Il governo cinese, naturalmente, timoroso come nessun altro Stato al mondo di una guerra e di un inasprimento dei conflitti che possa minare la propria stabilità e interrompere la propria crescita economica (ancora fortemente arretrata, rispetto agli Stati occidentali, quando la si raffronti al dato demografico), versa in condizioni troppo fragili per avanzare tali rivendicazioni. Xi Jinping sa bene che il suo potere diplomatico è molto debole e che qualunque affermazione critica nei confronti dall’Occidente verrebbe dipinta dall’apparato mediatico di quest’ultimo come un atto di guerra, con conseguenze inimmaginabili.

Noi però, che abbiamo a cuore le sorti del pianeta e dei popoli e che cominciamo, anche grazie al Black Lives Matter, a ricordarci delle violenze che i nostri Stati hanno commesso a danno dei paesi del Terzo Mondo (nella tratta dei gialli, va detto per inciso, sembra sia stato coinvolto per un periodo di tempo anche il nostro Garibaldi), possiamo ingrandire il coro di questa ondata di proteste per dare anche alla Repubblica Popolare Cinese quella voce che non le viene concessa, e, anziché denunciare la distruzione della memoria storica nell’abbattimento di quattro statue, cogliere l’occasione per chiedere all’Occidente tutto, quando non un vero e proprio risarcimento danni, quantomeno il riconoscimento pubblico e ufficiale dei propri crimini coloniali a danno della Cina,.

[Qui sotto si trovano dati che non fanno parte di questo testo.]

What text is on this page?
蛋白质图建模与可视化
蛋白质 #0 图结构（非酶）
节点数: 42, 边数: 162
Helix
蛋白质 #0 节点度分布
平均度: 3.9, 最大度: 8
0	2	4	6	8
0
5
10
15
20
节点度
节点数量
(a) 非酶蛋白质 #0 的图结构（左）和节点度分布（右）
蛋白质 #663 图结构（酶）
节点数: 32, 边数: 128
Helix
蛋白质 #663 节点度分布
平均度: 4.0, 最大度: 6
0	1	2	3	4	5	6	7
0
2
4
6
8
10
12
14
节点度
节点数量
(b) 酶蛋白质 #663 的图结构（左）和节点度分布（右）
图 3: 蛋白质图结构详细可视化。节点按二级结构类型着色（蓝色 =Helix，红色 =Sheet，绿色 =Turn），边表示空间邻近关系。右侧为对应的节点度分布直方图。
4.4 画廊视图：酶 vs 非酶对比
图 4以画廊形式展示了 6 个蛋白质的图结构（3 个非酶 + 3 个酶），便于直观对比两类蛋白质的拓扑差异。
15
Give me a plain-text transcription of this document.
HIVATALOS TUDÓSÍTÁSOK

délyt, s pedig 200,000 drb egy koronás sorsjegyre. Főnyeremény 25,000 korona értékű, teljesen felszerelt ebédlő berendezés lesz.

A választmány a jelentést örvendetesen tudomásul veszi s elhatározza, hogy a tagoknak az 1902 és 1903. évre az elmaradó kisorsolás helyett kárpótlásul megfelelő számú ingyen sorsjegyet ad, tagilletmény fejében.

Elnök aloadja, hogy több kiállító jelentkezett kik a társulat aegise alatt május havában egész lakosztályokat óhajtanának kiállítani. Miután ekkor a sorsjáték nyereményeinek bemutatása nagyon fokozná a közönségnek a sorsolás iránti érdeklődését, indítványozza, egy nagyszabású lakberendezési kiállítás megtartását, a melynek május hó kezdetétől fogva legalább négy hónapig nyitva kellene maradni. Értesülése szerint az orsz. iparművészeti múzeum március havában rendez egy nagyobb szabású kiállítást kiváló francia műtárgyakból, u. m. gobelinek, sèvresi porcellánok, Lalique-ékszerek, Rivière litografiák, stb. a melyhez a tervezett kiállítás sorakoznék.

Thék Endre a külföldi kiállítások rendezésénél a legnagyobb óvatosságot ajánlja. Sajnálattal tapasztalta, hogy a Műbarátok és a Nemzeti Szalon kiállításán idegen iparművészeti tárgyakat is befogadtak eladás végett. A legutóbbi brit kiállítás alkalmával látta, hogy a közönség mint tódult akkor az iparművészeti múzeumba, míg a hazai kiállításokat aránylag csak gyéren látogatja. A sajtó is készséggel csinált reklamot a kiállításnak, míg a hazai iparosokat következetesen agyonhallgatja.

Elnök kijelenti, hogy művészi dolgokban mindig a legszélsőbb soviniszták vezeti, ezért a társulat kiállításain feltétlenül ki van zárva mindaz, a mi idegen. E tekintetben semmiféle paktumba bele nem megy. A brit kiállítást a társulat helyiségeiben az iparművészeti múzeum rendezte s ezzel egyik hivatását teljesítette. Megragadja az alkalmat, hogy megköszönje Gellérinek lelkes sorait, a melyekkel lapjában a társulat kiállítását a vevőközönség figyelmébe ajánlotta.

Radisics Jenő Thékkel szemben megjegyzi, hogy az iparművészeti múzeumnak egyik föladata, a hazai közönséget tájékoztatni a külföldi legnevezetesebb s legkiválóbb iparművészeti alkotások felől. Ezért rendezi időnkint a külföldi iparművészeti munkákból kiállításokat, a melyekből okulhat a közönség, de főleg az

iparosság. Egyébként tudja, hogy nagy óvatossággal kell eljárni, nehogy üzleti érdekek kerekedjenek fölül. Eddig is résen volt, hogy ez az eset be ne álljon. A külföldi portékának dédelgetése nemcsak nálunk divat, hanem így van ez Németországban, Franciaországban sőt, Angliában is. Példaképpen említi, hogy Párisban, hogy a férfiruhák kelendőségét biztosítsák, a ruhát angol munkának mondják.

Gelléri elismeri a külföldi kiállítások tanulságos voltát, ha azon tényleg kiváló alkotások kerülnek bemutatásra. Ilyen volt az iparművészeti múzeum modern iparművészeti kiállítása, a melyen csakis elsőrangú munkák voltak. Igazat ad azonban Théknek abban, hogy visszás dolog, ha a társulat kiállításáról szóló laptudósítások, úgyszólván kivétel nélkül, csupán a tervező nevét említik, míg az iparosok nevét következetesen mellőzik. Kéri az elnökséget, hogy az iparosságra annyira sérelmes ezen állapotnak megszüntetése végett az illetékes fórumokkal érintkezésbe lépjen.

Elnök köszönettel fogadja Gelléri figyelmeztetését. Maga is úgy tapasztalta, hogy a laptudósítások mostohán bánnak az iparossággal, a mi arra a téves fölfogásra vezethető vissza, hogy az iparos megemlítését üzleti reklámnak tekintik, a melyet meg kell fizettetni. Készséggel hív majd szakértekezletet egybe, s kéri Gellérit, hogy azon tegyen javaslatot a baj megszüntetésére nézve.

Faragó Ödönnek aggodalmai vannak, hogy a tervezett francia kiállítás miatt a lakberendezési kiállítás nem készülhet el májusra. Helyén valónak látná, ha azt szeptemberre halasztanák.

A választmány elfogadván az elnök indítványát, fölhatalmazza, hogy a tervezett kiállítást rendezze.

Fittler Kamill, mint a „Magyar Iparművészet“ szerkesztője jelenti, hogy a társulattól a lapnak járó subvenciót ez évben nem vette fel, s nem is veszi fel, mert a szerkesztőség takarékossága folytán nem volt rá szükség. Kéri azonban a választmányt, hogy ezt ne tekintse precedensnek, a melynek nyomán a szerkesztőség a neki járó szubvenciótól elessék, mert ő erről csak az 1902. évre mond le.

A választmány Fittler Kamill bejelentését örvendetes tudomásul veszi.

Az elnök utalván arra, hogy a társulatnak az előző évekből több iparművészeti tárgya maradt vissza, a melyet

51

Convogliare le energie in questa direzione sarebbe già un modo per imprimere una forte spinta emancipatrice al movimento del Black Lives Matter, mentre denunciare nelle proteste di quest’ultimo la distruzione della memoria storica, costituirebbe già una vittoria delle forze storiche filo-colonialiste del nostro presente.